Let the point be put one final way. Researchers in responsible research and innovation should take seriously the concerns of Nietzsche. Nietzsche had something of a love affair with infinity, too, calling for the Ubermensch and the reevaluation of all values. But he was also acutely aware of the dangers of sailing beyond the horizon. The point makes up the subject matter of his most famous aphorism, Section 125 of the Gay Science, the parable of the Madman. Written in 1882, Nietzsche’s Madman is responding to the growing power of the Enlightenment’s mechanistic philosophy that had recently culminated in Darwin. The Madman notes that we have killed god – for what is a god if not the idea of natural law and natural limit? His Madman, however, is concerned that the greatness of this deed was too great for us:

How were we able to drink up the sea? Who gave us the sponge to wipe away the whole horizon? What did we do when we loosened this earth from its sun? Whither does it now move? Whither do we move?  …  is not the magnitude of this deed too great for us?

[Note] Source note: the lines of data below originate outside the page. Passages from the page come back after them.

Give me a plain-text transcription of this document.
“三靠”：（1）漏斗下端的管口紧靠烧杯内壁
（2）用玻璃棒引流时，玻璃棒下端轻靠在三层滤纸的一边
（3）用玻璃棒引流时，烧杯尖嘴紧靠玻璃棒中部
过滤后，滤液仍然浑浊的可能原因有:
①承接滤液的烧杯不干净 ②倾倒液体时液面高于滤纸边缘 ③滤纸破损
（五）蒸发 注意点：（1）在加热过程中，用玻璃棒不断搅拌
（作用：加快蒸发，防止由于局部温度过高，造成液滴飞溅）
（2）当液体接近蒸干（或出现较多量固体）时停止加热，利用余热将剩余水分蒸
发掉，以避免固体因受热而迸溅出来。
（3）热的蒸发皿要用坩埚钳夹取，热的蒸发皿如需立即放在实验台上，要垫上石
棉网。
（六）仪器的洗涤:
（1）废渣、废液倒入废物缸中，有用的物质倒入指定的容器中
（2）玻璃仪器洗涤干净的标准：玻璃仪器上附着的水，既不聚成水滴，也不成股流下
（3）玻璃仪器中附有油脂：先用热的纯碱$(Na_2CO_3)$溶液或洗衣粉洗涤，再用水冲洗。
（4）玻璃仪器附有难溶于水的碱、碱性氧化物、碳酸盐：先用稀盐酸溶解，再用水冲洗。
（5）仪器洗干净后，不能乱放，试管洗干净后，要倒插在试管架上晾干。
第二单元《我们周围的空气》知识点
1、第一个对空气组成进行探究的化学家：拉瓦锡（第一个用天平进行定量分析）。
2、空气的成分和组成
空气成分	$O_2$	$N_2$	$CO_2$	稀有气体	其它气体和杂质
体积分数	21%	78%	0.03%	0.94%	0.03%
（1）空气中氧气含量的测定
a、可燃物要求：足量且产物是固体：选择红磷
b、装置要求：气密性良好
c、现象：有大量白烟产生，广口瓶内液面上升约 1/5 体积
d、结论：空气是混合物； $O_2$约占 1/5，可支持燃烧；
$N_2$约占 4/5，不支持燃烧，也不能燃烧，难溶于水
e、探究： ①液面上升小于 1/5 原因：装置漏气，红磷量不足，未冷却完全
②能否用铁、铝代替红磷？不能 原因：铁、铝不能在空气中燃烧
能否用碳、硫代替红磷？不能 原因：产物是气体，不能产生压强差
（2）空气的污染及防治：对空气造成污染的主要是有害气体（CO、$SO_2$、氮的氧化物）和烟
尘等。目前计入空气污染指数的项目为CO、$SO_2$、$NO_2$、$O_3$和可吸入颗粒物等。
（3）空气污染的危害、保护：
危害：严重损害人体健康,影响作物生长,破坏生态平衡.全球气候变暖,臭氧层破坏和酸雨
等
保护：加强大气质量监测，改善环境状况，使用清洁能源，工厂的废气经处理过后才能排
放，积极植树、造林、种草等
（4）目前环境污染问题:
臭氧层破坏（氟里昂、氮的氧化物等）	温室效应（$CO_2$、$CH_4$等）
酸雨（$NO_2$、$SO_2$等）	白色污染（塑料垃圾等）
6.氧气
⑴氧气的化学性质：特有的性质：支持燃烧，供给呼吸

Humans need support, orientation, and solidarity. Indefinite scientific and technological advance threatens to place us in continually strange surroundings. Nietzsche’s Madman was concerned that infinite possibility could become infinite nothingness: ‘Does not empty space breathe upon us? Has it not become colder? Does not night come on continually, darker and darker?’ Dostoevsky’s Grand Inquisitor raised the same point: the freedom of infinite possibility is terrifying, and we need hedges to hem us in. The freedom that science and technology ushers into our lives may end up being more terrifying than liberating, grimpactful rather than positively impactful.

Notes on contributor

Robert Frodeman is Professor of Philosophy at the University of North Texas. His work ranges across environmental philosophy, the philosophy of science and technology policy, and the philosophy of interdisciplinarity. Frodeman is the author and/or editor of nine books, most recently Sustainable Knowledge: a theory of interdisciplinarity (Palgrave McMillan, 2013); and Socrates Tenured: The Institutions of twenty-first Century Philosophy (Roman and Littlefield), published in 2016.

Notes

1. Newt Gingrich, in ‘Trump has long vowed to slash government. Now the knives are finally coming out.’ Juliet Eilperin, Washington Post, February 26, 2018.